Planet Ark’s National Tree Day started in 1996 and has grown into Australia’s largest community tree planting and nature care event.
It’s a call to action for all Australians to get their hands dirty and give back to the community.
While every day can be Tree Day, the celebration of Schools Tree Day and National Tree Day occur on the last Friday and Sunday in July – July 28 and July 30.
Celebrating these special days, I thought it might be appropriate if my new post on the Forest Leaves Blog was a story about a tree.
It is the desert oak, one of my favourite tree species, which reminds me of a query I got from Argentina-based forester Evan Shield one day:
“Just how many favourite trees do you have, Roger?”

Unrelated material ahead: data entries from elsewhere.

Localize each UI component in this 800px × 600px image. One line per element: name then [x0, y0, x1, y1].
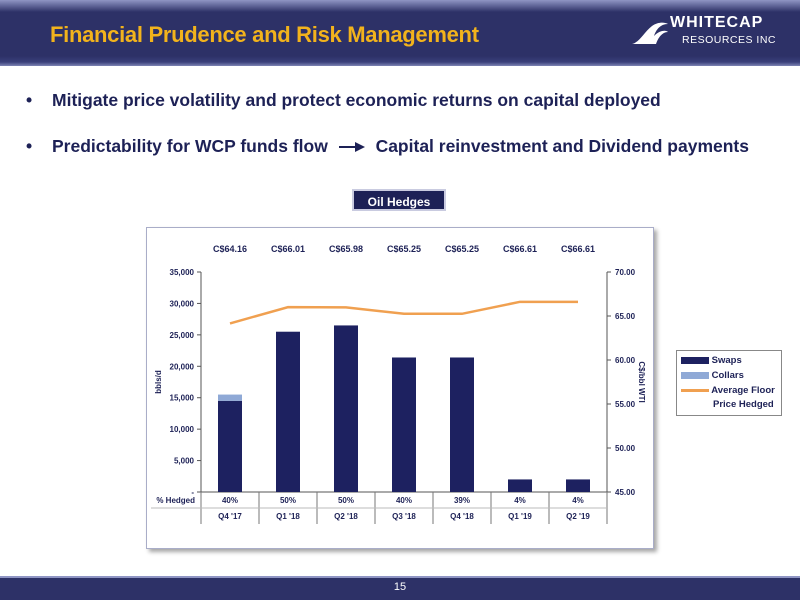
legend-item-swaps: Swaps: [681, 355, 742, 366]
price-label: C$66.01: [271, 244, 305, 254]
legend-label: Collars: [711, 370, 744, 381]
legend-item-floor-price-cont: Price Hedged: [713, 399, 774, 410]
bar-swaps: [392, 357, 416, 492]
bullet-item: • Mitigate price volatility and protect …: [26, 90, 796, 136]
hedged-pct-label: 50%: [280, 496, 296, 505]
oil-hedges-badge: Oil Hedges: [352, 189, 446, 211]
x-tick-label: Q2 '18: [334, 512, 358, 521]
price-label: C$65.98: [329, 244, 363, 254]
legend-swatch-collars: [681, 371, 709, 379]
page-number: 15: [393, 581, 407, 593]
right-arrow-icon: [338, 142, 365, 153]
bar-swaps: [276, 331, 300, 492]
y-tick-label: 5,000: [174, 457, 195, 466]
bar-swaps: [334, 325, 358, 492]
x-tick-label: Q3 '18: [392, 512, 416, 521]
logo-wordmark: WHITECAP: [670, 14, 764, 31]
y2-axis-title: C$/bbl WTI: [637, 361, 646, 402]
company-logo: WHITECAP RESOURCES INC: [630, 12, 790, 56]
hedged-pct-label: 40%: [396, 496, 412, 505]
y2-tick-label: 70.00: [615, 268, 636, 277]
bar-swaps: [566, 479, 590, 492]
bullet-item: • Predictability for WCP funds flow Capi…: [26, 136, 796, 182]
legend-swatch-floor-price: [681, 388, 709, 392]
y-tick-label: 20,000: [170, 362, 195, 371]
footer-stripe: [0, 576, 800, 578]
x-tick-label: Q1 '18: [276, 512, 300, 521]
slide-header: Financial Prudence and Risk Management W…: [0, 0, 800, 66]
y2-tick-label: 50.00: [615, 444, 636, 453]
hedged-pct-label: 4%: [572, 496, 584, 505]
chart-legend: Swaps Collars Average Floor Price Hedged: [676, 350, 782, 416]
y-tick-label: 10,000: [170, 425, 195, 434]
bullet-dot-icon: •: [26, 90, 33, 110]
bullet-text: Mitigate price volatility and protect ec…: [52, 90, 661, 110]
y-axis-title: bbls/d: [154, 370, 163, 394]
bullet-text-left: Predictability for WCP funds flow: [52, 136, 328, 156]
x-tick-label: Q2 '19: [566, 512, 590, 521]
bullet-list: • Mitigate price volatility and protect …: [26, 90, 796, 182]
oil-hedges-chart: - 5,000 10,000 15,000 20,000 25,000 30,000 35,0…: [151, 244, 646, 524]
bar-collars: [218, 394, 242, 401]
y-tick-label: 15,000: [170, 394, 195, 403]
x-tick-label: Q4 '17: [218, 512, 242, 521]
legend-swatch-swaps: [681, 356, 709, 364]
y2-tick-label: 45.00: [615, 488, 636, 497]
y2-tick-label: 55.00: [615, 400, 636, 409]
x-tick-label: Q4 '18: [450, 512, 474, 521]
legend-label: Average Floor: [711, 385, 775, 396]
bullet-text-right: Capital reinvestment and Dividend paymen…: [375, 136, 749, 156]
bar-swaps: [218, 400, 242, 492]
chart-frame: - 5,000 10,000 15,000 20,000 25,000 30,000 35,0…: [146, 227, 654, 549]
header-top-stripe: [0, 0, 800, 12]
slide-title: Financial Prudence and Risk Management: [50, 22, 479, 47]
y2-tick-label: 65.00: [615, 312, 636, 321]
hedged-pct-label: 50%: [338, 496, 354, 505]
logo-subtitle: RESOURCES INC: [682, 34, 777, 46]
price-label: C$64.16: [213, 244, 247, 254]
price-label: C$65.25: [387, 244, 421, 254]
legend-label: Price Hedged: [713, 399, 774, 410]
hedged-pct-label: 4%: [514, 496, 526, 505]
whitecap-wave-icon: [632, 22, 668, 44]
bar-swaps: [508, 479, 532, 492]
legend-item-floor-price: Average Floor: [681, 385, 775, 396]
hedged-pct-label: 39%: [454, 496, 470, 505]
y-tick-label: -: [191, 488, 194, 497]
y2-tick-label: 60.00: [615, 356, 636, 365]
legend-item-collars: Collars: [681, 370, 744, 381]
bar-swaps: [450, 357, 474, 492]
price-label: C$65.25: [445, 244, 479, 254]
bullet-dot-icon: •: [26, 136, 33, 156]
hedged-row-label: % Hedged: [156, 496, 195, 505]
legend-label: Swaps: [711, 355, 742, 366]
x-tick-label: Q1 '19: [508, 512, 532, 521]
hedged-pct-label: 40%: [222, 496, 238, 505]
y-tick-label: 35,000: [170, 268, 195, 277]
price-label: C$66.61: [561, 244, 595, 254]
price-label: C$66.61: [503, 244, 537, 254]
line-average-floor-price: [229, 300, 578, 325]
bullet-text: Predictability for WCP funds flow Capita…: [52, 136, 749, 157]
y-tick-label: 30,000: [170, 299, 195, 308]
y-tick-label: 25,000: [170, 331, 195, 340]
slide-footer: [0, 578, 800, 600]
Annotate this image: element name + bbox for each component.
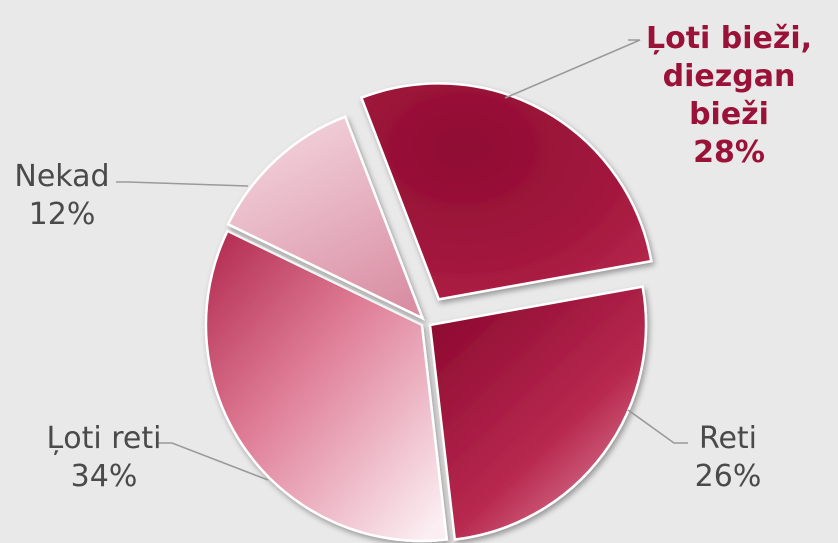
slice-name-label: Nekad <box>14 159 109 194</box>
slice-value-label: 34% <box>71 459 138 494</box>
slice-name-label: diezgan <box>663 59 796 94</box>
pie-slices <box>204 82 653 543</box>
slice-name-label: Ļoti bieži, <box>646 21 812 56</box>
slice-labels: Ļoti bieži, diezgan bieži 28% Reti 26% Ļoti re… <box>14 21 812 494</box>
slice-label: Ļoti reti 34% <box>47 421 162 494</box>
leader-lines <box>116 39 688 481</box>
slice-label: Reti 26% <box>695 421 762 494</box>
leader-line <box>158 442 269 481</box>
slice-value-label: 12% <box>29 197 96 232</box>
leader-line <box>504 39 641 99</box>
slice-value-label: 26% <box>695 459 762 494</box>
pie-slice <box>204 229 449 543</box>
slice-label: Ļoti bieži, diezgan bieži 28% <box>646 21 812 170</box>
slice-value-label: 28% <box>693 135 765 170</box>
slice-name-label: bieži <box>689 97 769 132</box>
pie-slice <box>359 82 653 301</box>
pie-slice <box>226 115 425 321</box>
leader-line <box>627 409 688 444</box>
slice-name-label: Ļoti reti <box>47 421 162 456</box>
slice-label: Nekad 12% <box>14 159 109 232</box>
leader-line <box>116 181 249 187</box>
slice-name-label: Reti <box>699 421 757 456</box>
pie-slice <box>428 285 648 541</box>
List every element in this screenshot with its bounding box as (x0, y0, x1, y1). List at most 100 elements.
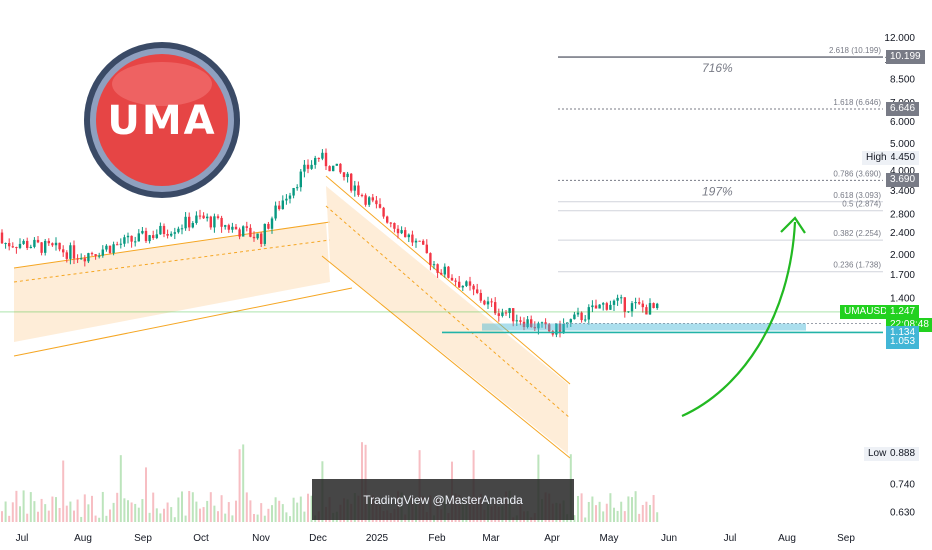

It was a pleasure to enhance the text with superb photographs by Jack Bradshaw, Andrew Burbidge and Pat Fitzgerald.
These, I think, capture the beauty of the tree within the beauty of the landscape in which it grows.
If you have not had the good fortune to explore or travel through Central Australia, you will feel you have been there after viewing these photos and reflecting on some of the authors I have quoted in the story.
Editor’s note: Brisbane forester Dr Gary Bacon tells us Roger’s references to the desert oak well and truly caught his eye.
Recently, Gary had much exposure to the photogenic tree in central Australia, and some of his examples appear here.
He also asks the question:
“What is the difference between the ages of the pencil crowns and broad crowns?”
“According to the locals at Yulara, there is a 100-year difference, and I have never felt a more coarse oak branchlet, with the ultra-small true leaves hard and sharp like small rose thorns.”
Allocasuarina decaisneana, commonly known as desert oak, desert sheoak or kurkara by the Anangu People, is a species of flowering plant in the family Casuarinaceae and is endemic to Central Australia.
It is a dioecious tree that typically grows to a height of 10–16 m (33–52 ft) and has long, drooping branchlets, the leaves reduced to scales in whorls of four, the mature fruiting cones 28–95 mm (1.1–3.7 in) long containing winged seeds (samaras) 8.5–17 mm (0.33–0.67 in) long.